At the airport, the group checked in for the charter flight directly to Mashhad. I noticed that my luggage erroneously wasn’t tagged. So, no wonder that I lost it finally. After arrival in the Holy City we were asked to a waiting hall until the immigration formalities had been accomplished. Then we entered the bus to the hotel, and a hired Seyyed from Iraq, who was supposed to explain the meanings of the various holy places the group wanted to visit in Khorasan, welcomed me, the Almani, cordially as a guest of honor. For several days I had some hope for eventually receiving my lost luggage. Finally, I was shown a similar suitcase which had been checked-in in Jeddah, and which obviously belonged to a Bangladeshi hajji who had been in Makkah. So, I had to buy some more clothes in cold and snowy Mashhad.









Snow was a special attraction for the Kuwaiti kids in the group. That they could create a snow man was kind of a sensation and many pictures were taken.


On our first trip (in our “Beuti Full Bas”) we took the road leading to Sarakhs at the Turkmenistan border. Near the little village of Miami (not in Florida!), the Friday prayer was to be held in the small Emamzadeh Yahiya, an obviously ancient site under some reconstruction. Yahiya was a grandson of the fourth Imam Zayn al-Abidin, who is also known as Al Sajjad. While threatened by the Umayyads, he migrated from Kerbala to Khorasan, where he was martyred at age 18. Snowball fights of the youths after the prayers in the mosque.

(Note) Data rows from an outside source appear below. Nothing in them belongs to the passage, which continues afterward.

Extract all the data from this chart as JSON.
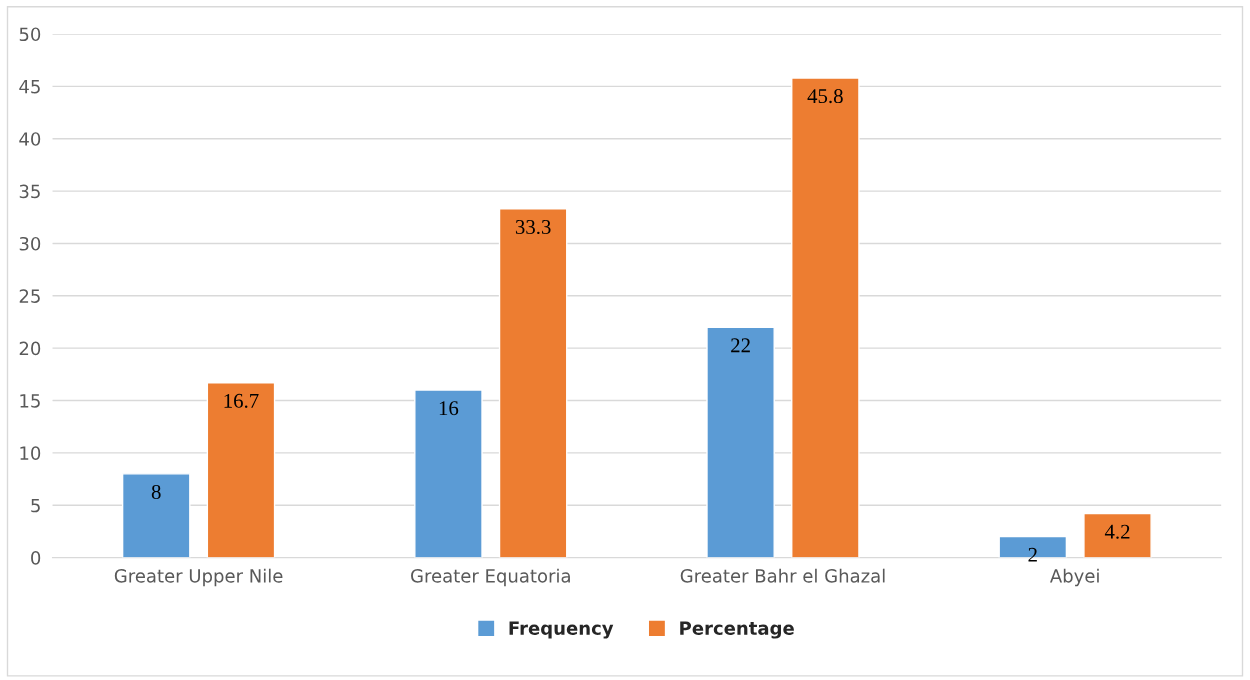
{
  "chart_data": {
    "type": "bar",
    "categories": [
      "Greater Upper Nile",
      "Greater Equatoria",
      "Greater Bahr el Ghazal",
      "Abyei"
    ],
    "series": [
      {
        "name": "Frequency",
        "color": "#5b9bd5",
        "values": [
          8,
          16,
          22,
          2
        ]
      },
      {
        "name": "Percentage",
        "color": "#ed7d31",
        "values": [
          16.7,
          33.3,
          45.8,
          4.2
        ]
      }
    ],
    "ylim": [
      0,
      50
    ],
    "yticks": [
      0,
      5,
      10,
      15,
      20,
      25,
      30,
      35,
      40,
      45,
      50
    ],
    "grid": "y",
    "legend": "bottom",
    "data_labels": true
  }
}
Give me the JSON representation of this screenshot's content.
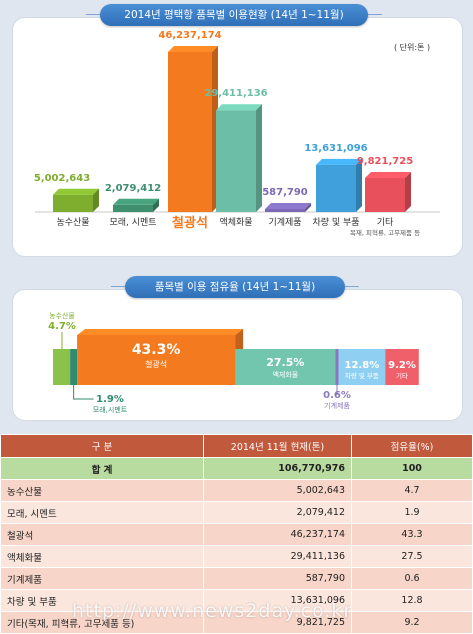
{
  "bar_section": {
    "title": "2014년 평택항 품목별 이용현황 (14년 1~11월)",
    "unit": "( 단위:톤 )"
  },
  "share_section": {
    "title": "품목별 이용 점유율 (14년 1~11월)"
  },
  "chart_data": [
    {
      "type": "bar",
      "title": "2014년 평택항 품목별 이용현황 (14년 1~11월)",
      "unit": "( 단위:톤 )",
      "categories": [
        "농수산물",
        "모래, 시멘트",
        "철광석",
        "액체화물",
        "기계제품",
        "차량 및 부품",
        "기타"
      ],
      "category_notes": [
        "",
        "",
        "",
        "",
        "",
        "",
        "목재, 피혁류, 고무제품 등"
      ],
      "values": [
        5002643,
        2079412,
        46237174,
        29411136,
        587790,
        13631096,
        9821725
      ],
      "value_labels": [
        "5,002,643",
        "2,079,412",
        "46,237,174",
        "29,411,136",
        "587,790",
        "13,631,096",
        "9,821,725"
      ],
      "colors": [
        "#7fae2e",
        "#3f8f6e",
        "#f47a20",
        "#6cbea6",
        "#7b6ab3",
        "#3fa0dc",
        "#e8515c"
      ],
      "ylim": [
        0,
        46237174
      ]
    },
    {
      "type": "bar",
      "orientation": "stacked-horizontal",
      "title": "품목별 이용 점유율 (14년 1~11월)",
      "segments": [
        {
          "name": "농수산물",
          "value": 4.7,
          "label": "4.7%",
          "color": "#8bc34a"
        },
        {
          "name": "모래,시멘트",
          "value": 1.9,
          "label": "1.9%",
          "color": "#2e8b6e"
        },
        {
          "name": "철광석",
          "value": 43.3,
          "label": "43.3%",
          "color": "#f47a20"
        },
        {
          "name": "액체화물",
          "value": 27.5,
          "label": "27.5%",
          "color": "#72c6ae"
        },
        {
          "name": "기계제품",
          "value": 0.6,
          "label": "0.6%",
          "color": "#8a78c0"
        },
        {
          "name": "차량 및 부품",
          "value": 12.8,
          "label": "12.8%",
          "color": "#8fd0f2"
        },
        {
          "name": "기타",
          "value": 9.2,
          "label": "9.2%",
          "color": "#f0606a"
        }
      ]
    },
    {
      "type": "table",
      "columns": [
        "구 분",
        "2014년 11월 현재(톤)",
        "점유율(%)"
      ],
      "total": {
        "name": "합 계",
        "value": "106,770,976",
        "share": "100"
      },
      "rows": [
        {
          "name": "농수산물",
          "value": "5,002,643",
          "share": "4.7"
        },
        {
          "name": "모래, 시멘트",
          "value": "2,079,412",
          "share": "1.9"
        },
        {
          "name": "철광석",
          "value": "46,237,174",
          "share": "43.3"
        },
        {
          "name": "액체화물",
          "value": "29,411,136",
          "share": "27.5"
        },
        {
          "name": "기계제품",
          "value": "587,790",
          "share": "0.6"
        },
        {
          "name": "차량 및 부품",
          "value": "13,631,096",
          "share": "12.8"
        },
        {
          "name": "기타(목재, 피혁류, 고무제품 등)",
          "value": "9,821,725",
          "share": "9.2"
        }
      ]
    }
  ],
  "watermark": "http://www.news2day.co.kr"
}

Then back to Mashhad. Strolling through the buzzing streets of Mashhad I found that beautiful Hezardestan traditional tea house again which I remembered as one of the coziest in Iran.





The huge 75 hectare complex of Astan-e Qods Razavi is seen at the end of Imam Reza St., heavily illuminated and decorated for the upcoming holidays. Construction work will not be finished for several years. Twelve million pilgrims a year demand a lot of space for worshipping.